Queen Elizabeth’s School has again retained its first place in the Sunday Times’ influential Parent Power league table of the country’s top 200 state schools.
QE has now won the accolade for three years in a row, after climbing from second to first place in 2013. The top three in the 2015 league table is in fact unchanged from last year, with QE ranked first overall, ahead of two girls’ schools, The Henrietta Barnett School in London and The Tiffin Girls’ School in Kingston-upon-Thames.
The table is based on A-level performance and cites the percentages of examinations passed at A*, at A* & A, and at A*-B. QE comes top in all three measures, with 41.8%, 85.3%, and 98.4% respectively. GCSE performance is also listed: here, QE comes second in the country.
The Parent Power tables list independent schools separately.
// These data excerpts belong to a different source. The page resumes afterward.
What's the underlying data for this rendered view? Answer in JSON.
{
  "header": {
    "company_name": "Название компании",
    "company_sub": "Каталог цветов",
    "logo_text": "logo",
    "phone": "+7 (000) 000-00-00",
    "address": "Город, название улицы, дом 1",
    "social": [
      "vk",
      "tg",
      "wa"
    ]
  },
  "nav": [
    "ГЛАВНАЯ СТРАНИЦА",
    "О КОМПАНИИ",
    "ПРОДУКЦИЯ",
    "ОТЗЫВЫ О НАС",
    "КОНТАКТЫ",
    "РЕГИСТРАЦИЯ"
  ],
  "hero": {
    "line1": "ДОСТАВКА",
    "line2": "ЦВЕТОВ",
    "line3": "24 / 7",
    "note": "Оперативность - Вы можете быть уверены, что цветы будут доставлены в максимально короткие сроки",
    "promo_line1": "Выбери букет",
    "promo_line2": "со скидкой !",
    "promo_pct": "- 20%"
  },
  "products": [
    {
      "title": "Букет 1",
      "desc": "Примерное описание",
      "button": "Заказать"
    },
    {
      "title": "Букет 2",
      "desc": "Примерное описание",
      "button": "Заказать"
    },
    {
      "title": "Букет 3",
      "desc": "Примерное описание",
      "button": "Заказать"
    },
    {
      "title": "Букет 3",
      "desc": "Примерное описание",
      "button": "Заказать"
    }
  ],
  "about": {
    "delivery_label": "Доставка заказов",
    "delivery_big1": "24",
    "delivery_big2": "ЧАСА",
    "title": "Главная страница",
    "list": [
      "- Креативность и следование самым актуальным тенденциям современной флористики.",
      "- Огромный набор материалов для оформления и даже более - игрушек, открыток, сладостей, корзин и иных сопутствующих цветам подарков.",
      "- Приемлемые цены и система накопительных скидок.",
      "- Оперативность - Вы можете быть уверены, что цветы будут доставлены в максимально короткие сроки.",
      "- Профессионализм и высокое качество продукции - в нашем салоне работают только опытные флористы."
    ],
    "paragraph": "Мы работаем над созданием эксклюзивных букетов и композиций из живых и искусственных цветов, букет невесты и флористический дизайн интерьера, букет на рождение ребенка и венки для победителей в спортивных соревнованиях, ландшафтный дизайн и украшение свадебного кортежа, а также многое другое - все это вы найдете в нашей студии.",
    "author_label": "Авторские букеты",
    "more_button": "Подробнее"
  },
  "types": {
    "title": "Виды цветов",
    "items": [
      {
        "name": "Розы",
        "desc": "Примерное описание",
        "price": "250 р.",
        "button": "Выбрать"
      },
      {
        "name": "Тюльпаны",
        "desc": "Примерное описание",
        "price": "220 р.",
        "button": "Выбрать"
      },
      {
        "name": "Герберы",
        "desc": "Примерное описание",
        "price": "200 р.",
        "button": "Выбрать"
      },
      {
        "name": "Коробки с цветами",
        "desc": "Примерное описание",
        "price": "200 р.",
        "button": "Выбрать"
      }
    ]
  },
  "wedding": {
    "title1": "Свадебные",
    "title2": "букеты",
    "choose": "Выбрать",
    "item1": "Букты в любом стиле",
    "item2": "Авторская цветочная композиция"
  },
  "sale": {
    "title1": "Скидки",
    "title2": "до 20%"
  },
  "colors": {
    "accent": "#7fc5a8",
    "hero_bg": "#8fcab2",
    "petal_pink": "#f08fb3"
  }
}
However, analysis of the figures show that if the state and independent school tables were combined, QE would be ahead of all the country’s boys’ and co-educational schools, whether in the maintained or independent sector, and would be in second place overall, just behind St Paul’s Girls’ School in London.
Headmaster Neil Enright said today: “To attain first place in three consecutive years is a significant achievement by any standard: I congratulate last year’s leavers and their teachers on a superlative set of results in the summer.
“Such results reflect not only the boys’ natural intelligence but also their strength of character – attributes necessary to success such as self-control, resilience and grit. They reflect, too, the great contribution of our teachers in guiding boys to make the most of their ability.”